In all other proteins, we found decreasing levels of conservation within R. microplus, with MP4 being the least conserved (Fig. 1). The Bm86 protein was the second least conserved protein in our samples from the Americas and Pakistan, with 53 replacements (Additional File 7H) in the 476 positions (of 650 total) that we assayed (Fig. 3H). Many segments of the protein show evidence of mutational hotspots with clusters of aa changes (Fig. 2); 70% of the 10-aa sliding windows contain 1–5 replacements. The only highly conserved region occurs at aa positions 400–480. This region is encoded by Bm86 exons 11 and 12, both of which had a high success rate (96%) in R. microplus and yielded data for all ticks from Brazil and Colombia, as well as three of the five ticks from Pakistan. Therefore, this conserved region was assayed with high confidence.
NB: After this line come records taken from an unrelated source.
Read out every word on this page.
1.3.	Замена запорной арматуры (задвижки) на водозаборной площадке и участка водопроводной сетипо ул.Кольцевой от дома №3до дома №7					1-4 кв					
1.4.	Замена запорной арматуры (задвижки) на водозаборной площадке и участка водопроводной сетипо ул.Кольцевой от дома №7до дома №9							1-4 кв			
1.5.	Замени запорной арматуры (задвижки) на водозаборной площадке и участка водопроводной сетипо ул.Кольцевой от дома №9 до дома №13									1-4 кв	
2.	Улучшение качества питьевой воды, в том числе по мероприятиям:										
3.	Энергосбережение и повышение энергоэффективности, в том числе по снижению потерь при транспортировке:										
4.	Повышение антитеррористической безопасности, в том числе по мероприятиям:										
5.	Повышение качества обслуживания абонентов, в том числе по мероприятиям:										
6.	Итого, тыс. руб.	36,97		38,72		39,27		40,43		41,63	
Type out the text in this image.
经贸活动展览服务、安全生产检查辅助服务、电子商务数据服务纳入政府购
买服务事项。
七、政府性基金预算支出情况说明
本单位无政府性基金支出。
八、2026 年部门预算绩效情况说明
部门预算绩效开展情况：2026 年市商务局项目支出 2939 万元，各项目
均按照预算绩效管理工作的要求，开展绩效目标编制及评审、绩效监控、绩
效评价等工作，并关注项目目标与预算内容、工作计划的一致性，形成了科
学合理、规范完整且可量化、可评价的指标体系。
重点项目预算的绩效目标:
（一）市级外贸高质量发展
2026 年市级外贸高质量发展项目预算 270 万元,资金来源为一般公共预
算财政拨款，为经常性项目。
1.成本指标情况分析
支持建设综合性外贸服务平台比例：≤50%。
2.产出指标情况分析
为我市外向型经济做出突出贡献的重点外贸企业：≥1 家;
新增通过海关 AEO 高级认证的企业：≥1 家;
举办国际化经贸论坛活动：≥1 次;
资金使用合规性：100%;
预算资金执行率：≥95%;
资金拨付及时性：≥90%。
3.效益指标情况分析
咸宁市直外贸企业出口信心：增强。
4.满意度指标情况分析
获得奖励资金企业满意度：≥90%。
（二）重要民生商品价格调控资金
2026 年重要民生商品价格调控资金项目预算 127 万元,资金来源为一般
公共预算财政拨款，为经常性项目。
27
Understanding the specific location of aa replacements is important for evaluating the risk of vaccine escape from short peptide vaccines developed from proteins such as Sub (64), RmAQP2 (75), Chit (76), and Bm86 (56). In our 167 R. microplus samples, four of 12 (33%) published short peptides contained at least one aa replacement (Fig. 3F, 3G, and 3H). When all GenBank entries are included, the number rises to eight of 12 (67%), and each of these four proteins carries at least one aa replacement in at least one short peptide target (Additional File 6). The SBm7462® construct for Bm86 (55) has multiple replacements within each short peptide, although some may be restricted to certain regions of the world.